Explorations beneath the earth’s surface revealed treasures that offer a glimpse into the rich cultural legacy of the Scythians. At a depth of 2 meters, beneath sturdy stone slabs, lay artifacts of immense historical significance. Among the treasures discovered were an iron sword, its handle encased in gilded splendor, and a wooden scabbard adorned with a golden plate intricately carved with depictions of fantastical creatures reminiscent of Near Eastern artistry.

Silver embellishments, resembling those found on Assyrian palace furniture, adorned the findings, along with a regal golden diadem fit for a monarch. However, the crowning jewels of this archaeological marvel were the 17 imposing golden plates, each bearing the image of an eagle with loops on its back, alongside depictions of monkeys, birds, and other symbols of ancient reverence. Additionally, a bronze clasp, adorned with lion heads, and an array of 40 bronze arrowheads further embellished the treasure trove.

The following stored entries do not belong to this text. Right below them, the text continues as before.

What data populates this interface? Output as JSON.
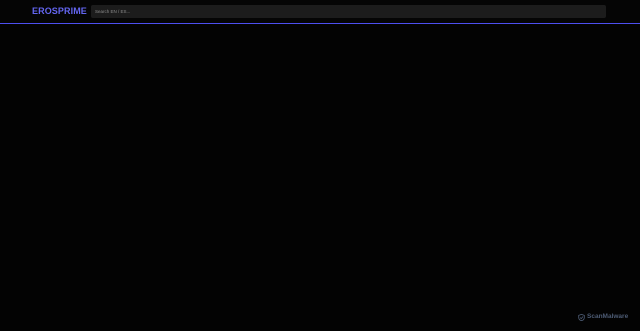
{
  "header": {
    "logo_text": "EROSPRIME",
    "search_placeholder": "Search EN / ES..."
  },
  "watermark": {
    "icon": "scanmalware-shield-icon",
    "text": "ScanMalware"
  },
  "colors": {
    "background": "#030303",
    "accent": "#6466f1",
    "header_border": "#4d4ff0",
    "search_bg": "#1c1c1c"
  }
}
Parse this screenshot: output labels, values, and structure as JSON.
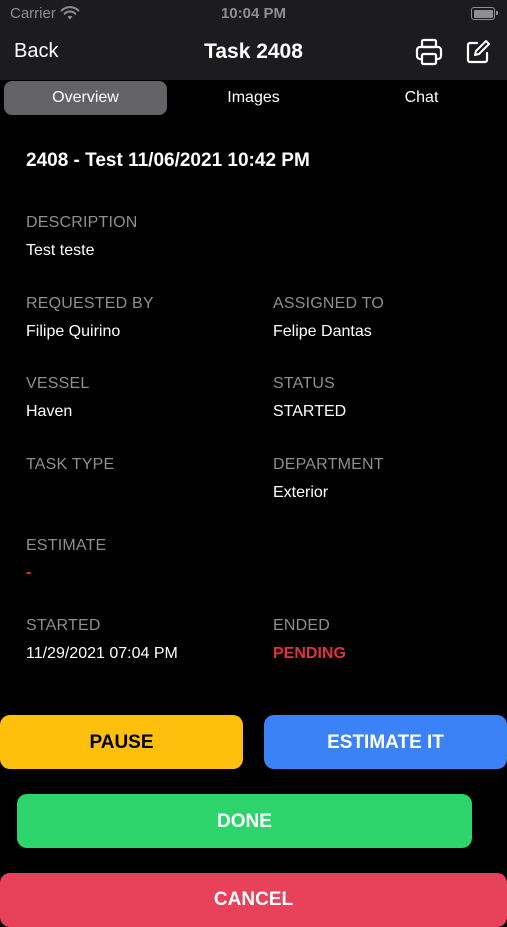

The significance of Lyta Moghila cannot be overstated. It stands as the sole known Scythian royal burial mound of its era along the northern shores of the Black Sea. Dating back to 650–600 BCE, this site offers a unique window into the customs, beliefs, and material culture of the Scythian people.

In recognition of its historical importance, efforts have been made to preserve and commemorate Lyta Moghila. In 2020, the kurgan underwent restoration, ensuring its enduring legacy for future generations. A memorial marker now stands proudly, signifying the reverence with which this ancient site is held.

Furthermore, the image of the eagle, found adorning the golden plates within the kurgan, has been immortalized on the coat of arms of the Kirovohrad Oblast, serving as a poignant reminder of the region’s rich archaeological heritage.